原位置ベーンせん断試験(技術資料)の特徴
1.原位置ベーンせん断試験とは
ベーンせん断試験は、十字型の羽根(ベーン)をつけたロッドを地中に押し込んで回転させ、羽根によって形成される円筒形のせん断面に沿うせん断抵抗(粘着力)を回転抵抗から求める試験です。この試験には、ボーリング孔を利用して孔底から地中に押し込むボアホール式と、地表から地中に押し込む押込み式があります。対象とする地盤は、軟弱な粘性土地盤であり、一般にN値2以下の粘土、シルト、分解の進んだ有機質土地盤に有効です。また、砂やN値4以上の粘性土に対しては試験の実施が困難なことが多く、試験可能な深さは概ね15m程度です。

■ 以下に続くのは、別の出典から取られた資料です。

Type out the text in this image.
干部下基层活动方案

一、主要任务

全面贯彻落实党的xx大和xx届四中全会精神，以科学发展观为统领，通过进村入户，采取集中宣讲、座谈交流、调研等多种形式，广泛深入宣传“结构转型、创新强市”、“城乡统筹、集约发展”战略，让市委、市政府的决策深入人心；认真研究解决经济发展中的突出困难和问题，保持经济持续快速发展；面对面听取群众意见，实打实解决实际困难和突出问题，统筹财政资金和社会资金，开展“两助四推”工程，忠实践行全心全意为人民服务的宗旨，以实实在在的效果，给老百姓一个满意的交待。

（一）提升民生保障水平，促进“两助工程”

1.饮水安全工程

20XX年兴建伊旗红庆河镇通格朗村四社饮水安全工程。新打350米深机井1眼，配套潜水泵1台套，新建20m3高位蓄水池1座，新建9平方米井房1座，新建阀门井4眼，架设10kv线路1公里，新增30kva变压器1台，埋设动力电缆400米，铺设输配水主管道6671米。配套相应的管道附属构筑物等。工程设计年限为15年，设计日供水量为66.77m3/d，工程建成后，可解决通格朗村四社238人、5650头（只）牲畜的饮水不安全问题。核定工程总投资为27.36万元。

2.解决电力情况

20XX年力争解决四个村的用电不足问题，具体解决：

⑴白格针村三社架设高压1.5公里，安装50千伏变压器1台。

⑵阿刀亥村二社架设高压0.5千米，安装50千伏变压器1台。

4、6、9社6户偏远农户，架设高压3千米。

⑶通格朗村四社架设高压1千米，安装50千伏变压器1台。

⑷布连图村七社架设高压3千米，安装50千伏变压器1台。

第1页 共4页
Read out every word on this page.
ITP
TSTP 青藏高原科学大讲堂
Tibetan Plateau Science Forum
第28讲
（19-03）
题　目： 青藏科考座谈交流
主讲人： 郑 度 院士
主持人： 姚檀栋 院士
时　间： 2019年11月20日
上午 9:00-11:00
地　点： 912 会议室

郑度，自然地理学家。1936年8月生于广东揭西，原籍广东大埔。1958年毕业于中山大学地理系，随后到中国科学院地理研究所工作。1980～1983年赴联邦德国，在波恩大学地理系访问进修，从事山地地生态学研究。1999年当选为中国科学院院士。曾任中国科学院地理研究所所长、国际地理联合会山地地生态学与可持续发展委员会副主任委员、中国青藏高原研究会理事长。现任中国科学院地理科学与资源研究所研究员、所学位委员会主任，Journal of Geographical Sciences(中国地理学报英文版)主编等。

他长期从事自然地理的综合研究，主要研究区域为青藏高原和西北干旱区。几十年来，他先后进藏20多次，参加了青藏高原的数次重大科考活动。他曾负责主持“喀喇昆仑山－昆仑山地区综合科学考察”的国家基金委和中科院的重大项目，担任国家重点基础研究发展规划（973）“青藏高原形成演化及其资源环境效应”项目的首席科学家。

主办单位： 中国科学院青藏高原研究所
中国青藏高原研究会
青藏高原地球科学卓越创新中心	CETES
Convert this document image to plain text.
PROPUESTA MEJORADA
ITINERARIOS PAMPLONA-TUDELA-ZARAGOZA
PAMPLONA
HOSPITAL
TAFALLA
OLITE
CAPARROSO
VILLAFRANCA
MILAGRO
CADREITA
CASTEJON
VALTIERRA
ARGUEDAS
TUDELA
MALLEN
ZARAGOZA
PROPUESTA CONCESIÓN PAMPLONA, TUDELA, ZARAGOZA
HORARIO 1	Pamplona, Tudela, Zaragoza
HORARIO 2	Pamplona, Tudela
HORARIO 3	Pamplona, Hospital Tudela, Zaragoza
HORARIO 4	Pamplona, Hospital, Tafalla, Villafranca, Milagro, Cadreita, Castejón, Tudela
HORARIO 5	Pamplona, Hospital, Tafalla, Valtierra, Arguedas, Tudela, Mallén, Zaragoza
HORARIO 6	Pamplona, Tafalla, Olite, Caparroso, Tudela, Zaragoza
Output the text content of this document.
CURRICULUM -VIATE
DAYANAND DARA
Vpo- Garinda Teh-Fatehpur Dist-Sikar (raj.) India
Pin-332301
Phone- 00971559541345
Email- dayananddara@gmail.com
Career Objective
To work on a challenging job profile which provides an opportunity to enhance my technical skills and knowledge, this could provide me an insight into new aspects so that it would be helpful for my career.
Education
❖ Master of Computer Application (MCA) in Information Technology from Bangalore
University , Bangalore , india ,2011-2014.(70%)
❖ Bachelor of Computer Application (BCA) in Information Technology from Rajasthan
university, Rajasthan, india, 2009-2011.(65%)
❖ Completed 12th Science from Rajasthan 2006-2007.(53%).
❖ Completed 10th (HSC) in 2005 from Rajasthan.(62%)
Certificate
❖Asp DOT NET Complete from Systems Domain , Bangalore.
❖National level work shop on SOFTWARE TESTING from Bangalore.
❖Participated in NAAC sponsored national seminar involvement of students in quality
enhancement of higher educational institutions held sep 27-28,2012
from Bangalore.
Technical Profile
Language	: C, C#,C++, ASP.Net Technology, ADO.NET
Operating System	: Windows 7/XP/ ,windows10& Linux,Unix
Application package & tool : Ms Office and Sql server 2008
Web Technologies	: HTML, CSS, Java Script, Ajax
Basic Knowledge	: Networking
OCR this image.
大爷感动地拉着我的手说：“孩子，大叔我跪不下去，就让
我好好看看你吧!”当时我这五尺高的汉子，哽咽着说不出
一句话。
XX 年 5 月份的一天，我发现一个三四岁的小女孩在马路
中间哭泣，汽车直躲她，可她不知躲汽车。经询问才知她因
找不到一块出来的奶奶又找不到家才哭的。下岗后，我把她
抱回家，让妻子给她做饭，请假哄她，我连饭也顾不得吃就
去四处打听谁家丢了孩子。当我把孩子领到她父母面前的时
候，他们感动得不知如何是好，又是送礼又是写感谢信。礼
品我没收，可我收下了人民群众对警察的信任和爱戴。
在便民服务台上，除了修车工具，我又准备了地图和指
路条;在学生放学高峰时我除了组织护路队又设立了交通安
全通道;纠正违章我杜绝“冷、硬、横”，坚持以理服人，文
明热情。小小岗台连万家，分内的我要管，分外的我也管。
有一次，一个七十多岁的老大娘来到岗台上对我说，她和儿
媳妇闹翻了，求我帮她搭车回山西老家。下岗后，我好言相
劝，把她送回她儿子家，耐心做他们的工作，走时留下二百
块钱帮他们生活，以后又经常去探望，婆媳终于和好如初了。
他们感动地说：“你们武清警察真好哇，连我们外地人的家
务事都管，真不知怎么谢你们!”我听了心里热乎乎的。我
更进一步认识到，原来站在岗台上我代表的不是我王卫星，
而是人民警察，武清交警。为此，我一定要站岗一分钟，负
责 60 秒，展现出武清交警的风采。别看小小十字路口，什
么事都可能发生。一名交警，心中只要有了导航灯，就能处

粘性土地盤の非排水せん断強さを推定するためのせん断試験方法として、古くから一軸圧縮試験が用いられているが、ベーンせん断試験も各種調査指針、技術基準などに軟弱地盤のせん断特性を求めるための調査方法の一つとして位置づけられている。(この試験方法は、JGS 1411「原位置ベーンせん断試験方法」として基準化されている。)
2.試験方法の概略
ベーンせん断試験は、回転ロッドの先端につけたベーンをボーリング孔底もしくは地表より押し込み、所定の速度で回転させたときの測定最大トルクを求めます。また、鋭敏比を求める場合は、ベーンを10回以上回転させた後の測定最大トルクを求めます。以下に試験手順の概要を示す。
3.結果の利用
この試験は、原理がわかりやすいこと、せん断強さが直接的、かつ簡便に算出できることから、地盤の短期安定問題の検討に世界各地で幅広く利用されています。
4.結果の目安
国内では、原位置ベーンせん断試験によるせん断強さと、一軸圧縮試験から求められるせん断強さがほぼ一致していることが報告されています。